El ambiente en la OEA se tornó particularmente denso cuando representantes de Colombia, Brasil, Chile y México condenaron de forma conjunta la captura de Maduro, etiquetándola como una injerencia internacional peligrosa que amenaza la estabilidad y soberanía de la región. Durante su intervención, el representante permanente de Brasil ante la OEA, Benoni Belli, calificaría la operación militar estadounidense como un «secuestro», advertiendo que este tipo de acciones traspasan una «línea inaceptable» que podría desestabilizar a toda América Latina.

La respuesta de Colombia no tardó en llegar, con el viceministro de Relaciones Exteriores, Mauricio Jaramillo, señalando que lo sucedido en Caracas es una clara violación del derecho internacional. Esta posición es respaldada por otros países de la región, que ven el uso de la fuerza por parte de Estados Unidos como una amenaza seria a la soberanía de las naciones latinoamericanas. Al mismo tiempo, el embajador de México, Alejandro Encinas, hizo un llamado urgente a respetar el derecho internacional, enfatizando que solo los pueblos tienen la legitimidad para decidir el uso de sus recursos naturales y la forma en que eligen ser gobernados.

La sesión extraordinaria de la OEA visibilizó la creciente preocupación entre los países latinoamericanos por la intervención estadounidense en Venezuela y sus implicaciones para la región.

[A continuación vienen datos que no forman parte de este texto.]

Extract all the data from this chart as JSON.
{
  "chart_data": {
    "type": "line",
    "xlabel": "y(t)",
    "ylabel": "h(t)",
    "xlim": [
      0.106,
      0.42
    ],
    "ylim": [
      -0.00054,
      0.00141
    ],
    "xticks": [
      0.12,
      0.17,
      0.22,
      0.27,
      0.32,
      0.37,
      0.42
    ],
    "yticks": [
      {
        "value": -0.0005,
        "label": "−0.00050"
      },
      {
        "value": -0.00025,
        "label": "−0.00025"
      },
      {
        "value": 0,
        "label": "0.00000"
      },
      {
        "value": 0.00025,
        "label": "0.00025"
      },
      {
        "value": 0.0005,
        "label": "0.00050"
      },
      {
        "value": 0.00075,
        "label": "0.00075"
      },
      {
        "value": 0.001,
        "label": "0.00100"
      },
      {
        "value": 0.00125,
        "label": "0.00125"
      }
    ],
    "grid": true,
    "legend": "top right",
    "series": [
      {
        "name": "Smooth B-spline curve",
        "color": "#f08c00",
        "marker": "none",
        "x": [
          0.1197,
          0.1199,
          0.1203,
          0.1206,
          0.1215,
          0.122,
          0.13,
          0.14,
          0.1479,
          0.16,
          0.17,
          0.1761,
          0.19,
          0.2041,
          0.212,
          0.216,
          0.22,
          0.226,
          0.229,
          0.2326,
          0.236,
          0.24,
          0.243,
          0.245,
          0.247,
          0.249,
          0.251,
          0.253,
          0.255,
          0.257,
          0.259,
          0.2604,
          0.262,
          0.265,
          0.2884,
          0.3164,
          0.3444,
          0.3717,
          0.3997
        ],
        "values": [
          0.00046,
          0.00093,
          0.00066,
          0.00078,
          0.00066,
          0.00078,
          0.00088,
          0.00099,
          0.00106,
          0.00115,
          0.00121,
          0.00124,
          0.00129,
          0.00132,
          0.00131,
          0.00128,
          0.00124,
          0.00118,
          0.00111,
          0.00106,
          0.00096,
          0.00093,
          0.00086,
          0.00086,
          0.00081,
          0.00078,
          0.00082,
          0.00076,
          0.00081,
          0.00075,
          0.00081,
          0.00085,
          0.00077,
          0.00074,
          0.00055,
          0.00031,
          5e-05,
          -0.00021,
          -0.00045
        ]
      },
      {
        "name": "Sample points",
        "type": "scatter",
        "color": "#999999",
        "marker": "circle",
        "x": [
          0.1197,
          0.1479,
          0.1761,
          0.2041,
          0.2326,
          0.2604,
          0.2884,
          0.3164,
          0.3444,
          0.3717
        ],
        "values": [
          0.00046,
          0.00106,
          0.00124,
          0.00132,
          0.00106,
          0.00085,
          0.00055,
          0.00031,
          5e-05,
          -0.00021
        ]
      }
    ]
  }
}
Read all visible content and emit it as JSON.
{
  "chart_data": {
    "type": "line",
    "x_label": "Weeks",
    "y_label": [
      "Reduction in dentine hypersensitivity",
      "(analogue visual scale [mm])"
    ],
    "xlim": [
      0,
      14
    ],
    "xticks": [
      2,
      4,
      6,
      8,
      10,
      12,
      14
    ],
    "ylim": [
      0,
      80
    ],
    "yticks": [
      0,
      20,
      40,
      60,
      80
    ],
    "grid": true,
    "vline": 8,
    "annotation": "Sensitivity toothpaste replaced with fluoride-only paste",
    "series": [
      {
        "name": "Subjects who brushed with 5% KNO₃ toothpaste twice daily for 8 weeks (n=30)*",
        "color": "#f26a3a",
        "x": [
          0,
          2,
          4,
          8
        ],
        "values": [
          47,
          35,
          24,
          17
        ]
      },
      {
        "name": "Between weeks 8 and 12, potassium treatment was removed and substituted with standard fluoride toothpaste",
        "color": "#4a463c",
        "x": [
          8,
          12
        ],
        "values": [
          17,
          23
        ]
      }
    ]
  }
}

Las reacciones unánimes de los estados miembros resaltan una clara tendencia hacia la defensa de la soberanía nacional, mientras que la OEA se enfrenta al desafío de mediar en un escenario marcado por tensiones políticas y sociales. Al concluir la reunión, quedó evidenciado que el camino hacia una solución pacífica en Venezuela es complejo y que la comunidad internacional está dividida en torno a las estrategias a seguir.